終盤、裏のアカウントが暴露され拓人は分裂したものの統合を余儀なくされる。そして彼の中の圧縮された140字や1分を解凍することが描かれるのだが、結局就活がどうなるのか何もわからないし、「それだけか」という感覚だけが残った。見終わった印象はなんとなく『聲の形』と似ている気がした。一度、理香の部屋で5人が集まっていて理香とその彼氏の隆良がコンビニかどこか行くのに外に出て行ったとき、その二人が外で一緒にいるのにお互いに「就活対策本部」のことをTwitterで呟いている(充実してるとかなんとか)のを拓人が発見して「なんで二人とも一緒にいるのに直接話さないでツイートしてるんだろうね」みたいなことを言ったとき、瑞月と光太郎はすごく気まずい反応をするのだけど、この二人はこの時すでに拓人が裏アカウントでつぶやいてることを知ってたんじゃないかなと思う。
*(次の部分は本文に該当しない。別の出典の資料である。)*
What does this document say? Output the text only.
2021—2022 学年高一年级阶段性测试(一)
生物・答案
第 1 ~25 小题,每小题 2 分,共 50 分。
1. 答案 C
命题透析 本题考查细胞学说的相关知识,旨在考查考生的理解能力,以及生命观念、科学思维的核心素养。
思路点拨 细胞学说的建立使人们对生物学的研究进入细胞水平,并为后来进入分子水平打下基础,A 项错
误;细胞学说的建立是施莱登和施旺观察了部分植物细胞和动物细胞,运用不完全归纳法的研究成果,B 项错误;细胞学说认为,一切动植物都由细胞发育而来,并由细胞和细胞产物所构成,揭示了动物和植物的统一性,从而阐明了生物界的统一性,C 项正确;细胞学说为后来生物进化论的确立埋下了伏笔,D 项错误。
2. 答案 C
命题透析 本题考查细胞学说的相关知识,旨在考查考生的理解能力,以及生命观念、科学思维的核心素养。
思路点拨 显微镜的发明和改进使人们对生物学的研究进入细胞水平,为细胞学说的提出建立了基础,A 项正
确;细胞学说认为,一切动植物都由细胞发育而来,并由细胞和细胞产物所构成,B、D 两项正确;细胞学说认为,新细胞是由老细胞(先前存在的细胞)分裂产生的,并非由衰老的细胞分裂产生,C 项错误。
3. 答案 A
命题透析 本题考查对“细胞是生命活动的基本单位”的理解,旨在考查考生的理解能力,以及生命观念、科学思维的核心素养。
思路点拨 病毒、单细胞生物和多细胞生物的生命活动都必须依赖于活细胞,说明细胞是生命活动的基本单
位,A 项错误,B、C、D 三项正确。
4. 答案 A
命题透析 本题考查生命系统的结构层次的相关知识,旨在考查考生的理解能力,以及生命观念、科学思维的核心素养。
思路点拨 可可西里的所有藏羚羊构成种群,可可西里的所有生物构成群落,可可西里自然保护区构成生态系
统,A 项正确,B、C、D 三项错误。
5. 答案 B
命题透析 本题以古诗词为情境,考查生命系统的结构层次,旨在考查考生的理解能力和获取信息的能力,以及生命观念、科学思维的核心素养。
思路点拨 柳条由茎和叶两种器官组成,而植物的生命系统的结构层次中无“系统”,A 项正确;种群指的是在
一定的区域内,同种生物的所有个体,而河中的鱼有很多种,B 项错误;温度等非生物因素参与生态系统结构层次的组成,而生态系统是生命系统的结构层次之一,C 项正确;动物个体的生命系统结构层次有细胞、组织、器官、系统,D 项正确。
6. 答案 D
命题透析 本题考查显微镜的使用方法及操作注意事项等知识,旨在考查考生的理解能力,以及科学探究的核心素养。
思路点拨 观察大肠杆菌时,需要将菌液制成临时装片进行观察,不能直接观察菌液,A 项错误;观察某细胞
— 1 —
ちなみに私は今Twitterはニュース見るの専用にしてますが、裏アカウントはありませんし、どこかで匿名で何か書いているということもありませんので悪しからず。

演劇の本質がせりふであることは否定しようがないだろう。だからこそ舞台上での人間中心的な表現として考え出され、それのみの力で自然を補う役割を与えられたせりふは、ガラスのように透明な空間で発せられるとき、その存在意義を失わずにはすまないのである。したがって、映画作家に課されている問題とは、自然なリアリズムを尊重しながらも、背景=装飾にドラマとしての不透明さを付与することにある。(p276,277)

映画とは何か(上)』アンドレ・バザン

風景に頼れないツイートが浮いてしまうのも、これと似たようなことだろう。

こうした分析が正当なものだとしたら、演劇映画についての最も重要な美学的な問題とは、まさしく背景の問題であることがおわかりいただけよう。映画監督が挑み続けなければいけないのは、内側のみを向いている空間――演劇的な演技のための閉じられた因習的な場所――を、世界に開かれた窓へと転換することなのである。(p275)

映画とは何か(上)』アンドレ・バザン

この映画は最後の最後になってやっと映画が始まる。